Process the results and filter pairs of genes-metabolites based on adjusted p-values and differences in correlation coefficients between groups 1 and 2. Then plot heatmap of significant gene-metabolite pairs

Filter Results

The ProcessResults() function allows the user to filter the results by FDR p-values (default set at 0.05) and by the absolute value difference of the gene-metabolite Spearman correlation (default set at 0.50) between the two groups. The output is a list of gene-metabolite pairs and gene-metabolite Spearman correlations for each of the two groups

myres <- IntLIM::ProcessResults(inputResults = myres, inputData = inputDatafilt, pvalcutoff = 0.10, diffcorr = 0.5)

## [1] "2721 gene-metabolite pairs found given cutoffs"

The CorrHeatmap() produces a clustered heatmap of the gene-metabolite Spearman correlations for each of these groups.

IntLIM::CorrHeatmap(myres)

Visualize and Export Results

A PlotGMPair() function allows the user to plot a chosen gene-metabolite association for selected groups. An example is shown below for DLG4 vs. (p-Hydroxyphenyl)lactic acid.

Plot a pair of interest:

IntLIM::PlotGMPair(inputDatafilt,stype="PBO_vs_Leukemia","DLG4","(p-Hydroxyphenyl)lactic acid")

Of note, plots are generated using Highcharter (http://jkunst.com/highcharter/) and Plotly (Sievert, et al.) (https://plot.ly), which enables interactive visualization, allowing users to promptly assess the effect of changing parameters on analysis results and accelerating discovery of phenotype-specific gene-metabolite pairs. This will greatly allow the workflow to be accessible to non-computational biologists.

The OutputData() and OutputResults() function allows the users to output the data and results of the analyses into zipped CSV files.

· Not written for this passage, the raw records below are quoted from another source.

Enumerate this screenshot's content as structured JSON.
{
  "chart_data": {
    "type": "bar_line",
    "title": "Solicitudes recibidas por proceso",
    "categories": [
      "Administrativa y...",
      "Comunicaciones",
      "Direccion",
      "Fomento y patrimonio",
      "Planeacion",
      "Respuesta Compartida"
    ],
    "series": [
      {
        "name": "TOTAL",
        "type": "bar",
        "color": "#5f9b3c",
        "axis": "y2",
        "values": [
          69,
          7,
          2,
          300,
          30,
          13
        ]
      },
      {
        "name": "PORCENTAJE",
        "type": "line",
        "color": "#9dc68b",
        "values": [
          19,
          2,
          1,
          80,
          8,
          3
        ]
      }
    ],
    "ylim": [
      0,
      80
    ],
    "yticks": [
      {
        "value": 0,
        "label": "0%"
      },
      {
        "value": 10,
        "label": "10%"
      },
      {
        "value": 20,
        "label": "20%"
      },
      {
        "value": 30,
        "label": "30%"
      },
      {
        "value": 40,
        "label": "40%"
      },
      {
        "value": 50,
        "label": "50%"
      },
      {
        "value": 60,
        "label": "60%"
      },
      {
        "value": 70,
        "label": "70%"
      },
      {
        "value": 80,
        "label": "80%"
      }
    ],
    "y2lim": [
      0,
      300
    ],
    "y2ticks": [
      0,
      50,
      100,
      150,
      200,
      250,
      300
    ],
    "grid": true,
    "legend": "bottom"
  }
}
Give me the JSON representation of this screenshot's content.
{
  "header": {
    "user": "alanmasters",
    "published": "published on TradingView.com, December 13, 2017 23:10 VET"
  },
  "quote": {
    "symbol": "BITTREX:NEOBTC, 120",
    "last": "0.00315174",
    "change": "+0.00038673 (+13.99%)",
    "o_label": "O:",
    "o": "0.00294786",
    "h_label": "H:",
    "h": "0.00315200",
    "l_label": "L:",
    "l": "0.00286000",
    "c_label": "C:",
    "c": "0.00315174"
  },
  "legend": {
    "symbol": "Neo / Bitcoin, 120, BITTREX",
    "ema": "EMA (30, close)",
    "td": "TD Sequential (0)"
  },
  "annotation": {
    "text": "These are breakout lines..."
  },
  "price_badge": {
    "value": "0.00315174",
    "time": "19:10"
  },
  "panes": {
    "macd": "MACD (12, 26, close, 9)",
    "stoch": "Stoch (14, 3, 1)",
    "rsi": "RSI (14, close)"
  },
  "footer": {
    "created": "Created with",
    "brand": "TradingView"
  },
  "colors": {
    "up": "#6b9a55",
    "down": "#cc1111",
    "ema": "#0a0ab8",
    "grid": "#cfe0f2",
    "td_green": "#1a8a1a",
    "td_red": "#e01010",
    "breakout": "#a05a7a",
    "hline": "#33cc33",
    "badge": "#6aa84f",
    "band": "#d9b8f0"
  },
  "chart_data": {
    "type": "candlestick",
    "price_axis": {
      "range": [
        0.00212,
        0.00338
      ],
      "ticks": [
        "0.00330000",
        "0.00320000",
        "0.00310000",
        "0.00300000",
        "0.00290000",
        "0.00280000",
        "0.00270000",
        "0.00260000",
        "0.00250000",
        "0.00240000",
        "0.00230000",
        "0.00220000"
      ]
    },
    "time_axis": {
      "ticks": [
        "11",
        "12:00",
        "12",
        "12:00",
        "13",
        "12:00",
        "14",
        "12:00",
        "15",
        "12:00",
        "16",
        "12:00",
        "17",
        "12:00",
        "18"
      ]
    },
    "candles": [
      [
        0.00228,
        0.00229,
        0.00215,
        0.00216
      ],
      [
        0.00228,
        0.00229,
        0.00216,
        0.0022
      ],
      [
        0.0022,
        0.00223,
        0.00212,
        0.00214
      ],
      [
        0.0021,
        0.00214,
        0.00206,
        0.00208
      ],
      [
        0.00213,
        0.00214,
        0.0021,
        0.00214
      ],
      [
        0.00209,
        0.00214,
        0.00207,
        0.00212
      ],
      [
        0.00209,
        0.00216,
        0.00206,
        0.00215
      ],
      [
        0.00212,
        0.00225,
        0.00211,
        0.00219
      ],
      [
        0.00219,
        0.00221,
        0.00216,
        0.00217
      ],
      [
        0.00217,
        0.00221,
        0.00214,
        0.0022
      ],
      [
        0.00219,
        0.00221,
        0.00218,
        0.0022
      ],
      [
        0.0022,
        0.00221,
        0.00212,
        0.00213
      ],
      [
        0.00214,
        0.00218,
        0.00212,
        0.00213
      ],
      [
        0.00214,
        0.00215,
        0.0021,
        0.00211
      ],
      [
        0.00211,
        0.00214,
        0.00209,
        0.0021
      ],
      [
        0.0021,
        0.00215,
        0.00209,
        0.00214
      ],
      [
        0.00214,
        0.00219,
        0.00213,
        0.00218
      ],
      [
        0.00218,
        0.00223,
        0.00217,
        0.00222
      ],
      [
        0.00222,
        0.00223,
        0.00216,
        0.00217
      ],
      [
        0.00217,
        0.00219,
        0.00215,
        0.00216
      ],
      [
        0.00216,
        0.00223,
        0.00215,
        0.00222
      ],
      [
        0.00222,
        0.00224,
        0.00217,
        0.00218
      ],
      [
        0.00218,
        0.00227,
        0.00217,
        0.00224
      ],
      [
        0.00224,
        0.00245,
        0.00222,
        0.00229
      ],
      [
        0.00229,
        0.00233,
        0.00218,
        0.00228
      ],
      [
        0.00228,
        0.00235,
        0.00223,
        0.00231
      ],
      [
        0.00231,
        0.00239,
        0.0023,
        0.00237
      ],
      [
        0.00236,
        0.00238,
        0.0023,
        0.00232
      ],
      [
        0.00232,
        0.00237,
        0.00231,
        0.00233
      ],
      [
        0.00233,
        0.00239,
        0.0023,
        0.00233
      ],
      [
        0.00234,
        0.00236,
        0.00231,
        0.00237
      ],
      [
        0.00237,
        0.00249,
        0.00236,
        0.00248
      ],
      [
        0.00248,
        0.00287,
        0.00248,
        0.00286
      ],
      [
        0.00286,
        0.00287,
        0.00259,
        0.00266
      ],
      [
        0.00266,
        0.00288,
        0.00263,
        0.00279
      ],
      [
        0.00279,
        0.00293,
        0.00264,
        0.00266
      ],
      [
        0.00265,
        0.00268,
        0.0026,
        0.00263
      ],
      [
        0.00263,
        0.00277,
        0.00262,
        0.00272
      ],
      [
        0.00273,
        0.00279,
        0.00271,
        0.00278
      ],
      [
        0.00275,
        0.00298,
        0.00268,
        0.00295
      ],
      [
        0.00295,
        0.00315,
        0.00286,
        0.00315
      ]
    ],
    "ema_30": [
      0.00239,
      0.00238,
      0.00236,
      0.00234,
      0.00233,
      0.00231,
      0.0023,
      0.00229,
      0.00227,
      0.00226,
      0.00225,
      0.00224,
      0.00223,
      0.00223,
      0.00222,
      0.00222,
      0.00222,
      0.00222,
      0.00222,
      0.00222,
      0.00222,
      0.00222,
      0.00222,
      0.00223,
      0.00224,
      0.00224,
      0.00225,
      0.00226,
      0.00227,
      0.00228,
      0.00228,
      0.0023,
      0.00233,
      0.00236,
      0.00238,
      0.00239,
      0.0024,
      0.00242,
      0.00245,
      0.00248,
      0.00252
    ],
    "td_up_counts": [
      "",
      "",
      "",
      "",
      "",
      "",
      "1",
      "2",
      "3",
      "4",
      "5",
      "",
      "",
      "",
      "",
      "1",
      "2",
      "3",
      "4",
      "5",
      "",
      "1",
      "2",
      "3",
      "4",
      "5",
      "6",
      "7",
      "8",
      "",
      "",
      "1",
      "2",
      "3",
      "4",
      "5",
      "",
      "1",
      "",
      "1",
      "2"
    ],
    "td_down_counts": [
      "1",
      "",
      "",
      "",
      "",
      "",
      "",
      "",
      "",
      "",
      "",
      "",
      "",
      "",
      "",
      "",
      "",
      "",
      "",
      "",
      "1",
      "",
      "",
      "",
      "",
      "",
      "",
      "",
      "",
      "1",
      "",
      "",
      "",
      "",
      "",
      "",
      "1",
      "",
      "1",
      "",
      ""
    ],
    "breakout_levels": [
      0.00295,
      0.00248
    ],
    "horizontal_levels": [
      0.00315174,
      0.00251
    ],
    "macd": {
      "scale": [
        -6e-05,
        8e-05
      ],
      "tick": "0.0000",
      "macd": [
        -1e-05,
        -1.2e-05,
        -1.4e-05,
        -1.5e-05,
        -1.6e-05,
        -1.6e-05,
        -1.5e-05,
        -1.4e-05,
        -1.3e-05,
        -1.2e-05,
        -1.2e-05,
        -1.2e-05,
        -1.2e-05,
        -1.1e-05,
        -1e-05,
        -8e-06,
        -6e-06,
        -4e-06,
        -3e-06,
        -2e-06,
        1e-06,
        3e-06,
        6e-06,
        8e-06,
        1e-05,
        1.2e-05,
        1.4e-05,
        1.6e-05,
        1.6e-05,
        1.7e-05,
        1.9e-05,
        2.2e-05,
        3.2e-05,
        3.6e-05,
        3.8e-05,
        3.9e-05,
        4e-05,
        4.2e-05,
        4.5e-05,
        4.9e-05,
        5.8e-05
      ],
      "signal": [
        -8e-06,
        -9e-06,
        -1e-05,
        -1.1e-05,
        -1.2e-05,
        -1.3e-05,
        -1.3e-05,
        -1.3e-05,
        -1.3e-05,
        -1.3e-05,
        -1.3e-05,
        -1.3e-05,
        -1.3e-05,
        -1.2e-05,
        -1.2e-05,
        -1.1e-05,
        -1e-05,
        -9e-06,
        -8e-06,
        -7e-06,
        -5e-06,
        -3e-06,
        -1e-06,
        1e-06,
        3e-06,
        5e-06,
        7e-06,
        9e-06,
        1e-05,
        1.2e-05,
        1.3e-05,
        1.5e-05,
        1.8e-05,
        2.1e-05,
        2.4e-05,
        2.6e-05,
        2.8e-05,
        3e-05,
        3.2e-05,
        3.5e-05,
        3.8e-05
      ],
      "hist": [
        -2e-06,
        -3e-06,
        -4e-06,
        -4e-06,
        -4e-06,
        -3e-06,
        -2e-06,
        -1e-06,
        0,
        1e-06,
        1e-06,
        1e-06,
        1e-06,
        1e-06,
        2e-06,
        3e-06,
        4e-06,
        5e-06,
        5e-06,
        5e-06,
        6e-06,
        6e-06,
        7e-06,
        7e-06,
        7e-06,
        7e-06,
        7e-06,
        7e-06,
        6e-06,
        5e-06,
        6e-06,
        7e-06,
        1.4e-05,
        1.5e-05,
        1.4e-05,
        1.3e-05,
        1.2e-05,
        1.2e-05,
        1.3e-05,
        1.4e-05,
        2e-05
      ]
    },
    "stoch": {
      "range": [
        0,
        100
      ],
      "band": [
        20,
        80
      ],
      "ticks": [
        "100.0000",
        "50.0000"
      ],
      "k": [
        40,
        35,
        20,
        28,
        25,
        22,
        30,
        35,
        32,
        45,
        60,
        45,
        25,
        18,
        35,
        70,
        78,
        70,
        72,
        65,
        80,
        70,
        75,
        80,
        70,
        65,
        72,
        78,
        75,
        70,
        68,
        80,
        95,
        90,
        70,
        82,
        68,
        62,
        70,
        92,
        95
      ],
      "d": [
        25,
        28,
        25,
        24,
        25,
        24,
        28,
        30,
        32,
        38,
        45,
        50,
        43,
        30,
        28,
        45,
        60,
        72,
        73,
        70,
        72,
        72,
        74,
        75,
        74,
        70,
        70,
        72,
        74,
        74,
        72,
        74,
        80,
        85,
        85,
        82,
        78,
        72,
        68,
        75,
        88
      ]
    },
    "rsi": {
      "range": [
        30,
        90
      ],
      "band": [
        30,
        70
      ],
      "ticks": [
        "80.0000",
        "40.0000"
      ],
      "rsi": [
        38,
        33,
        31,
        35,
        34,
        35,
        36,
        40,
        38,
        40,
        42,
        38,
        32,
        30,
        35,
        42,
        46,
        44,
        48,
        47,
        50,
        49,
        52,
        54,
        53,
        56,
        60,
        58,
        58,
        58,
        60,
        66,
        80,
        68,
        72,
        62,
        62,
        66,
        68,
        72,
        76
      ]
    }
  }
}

Lastly, various writing functions are implemented. The OutputData() and OutputResults() function allows the users to output the data and results of the analyses into zipped CSV files.

IntLIM::OutputData(inputData=inputDatafilt,filename="~/FilteredData.zip")
OutputResults(inputResults=myres,filename="~/MyResults.csv")

ShinyApp User Interface

A Shiny App embedded in the package provides a user friendly interface for running IntLim (https://shiny.rstudio.com). This can be run by calling runIntLIMApp() below.

    runIntLIMApp()

References

Siddiqui JK, Baskin E, Liu M, Cantemir-Stone CZ, Zhang B, Bonneville R, McElroy JP, Coombes KR, Mathé EA. IntLIM: integration using linear models of metabolomics and gene expression data. BMC bioinformatics. 2018 Dec;19(1):81.

Hernandez-Ferrer, C., et al. MultiDataSet: an R package for encapsulating multiple data sets with application to omic data integration. BMC bioinformatics 2017;18(1):36.

Sievert, C., et al. plotly: Create Interactive Web Graphics via’plotly. js’. 2016. R package version 3.6. 0. In.

Wickham, H. and Chang, W. devtools: Tools to make developing R code easier. R package version 2015;1(0).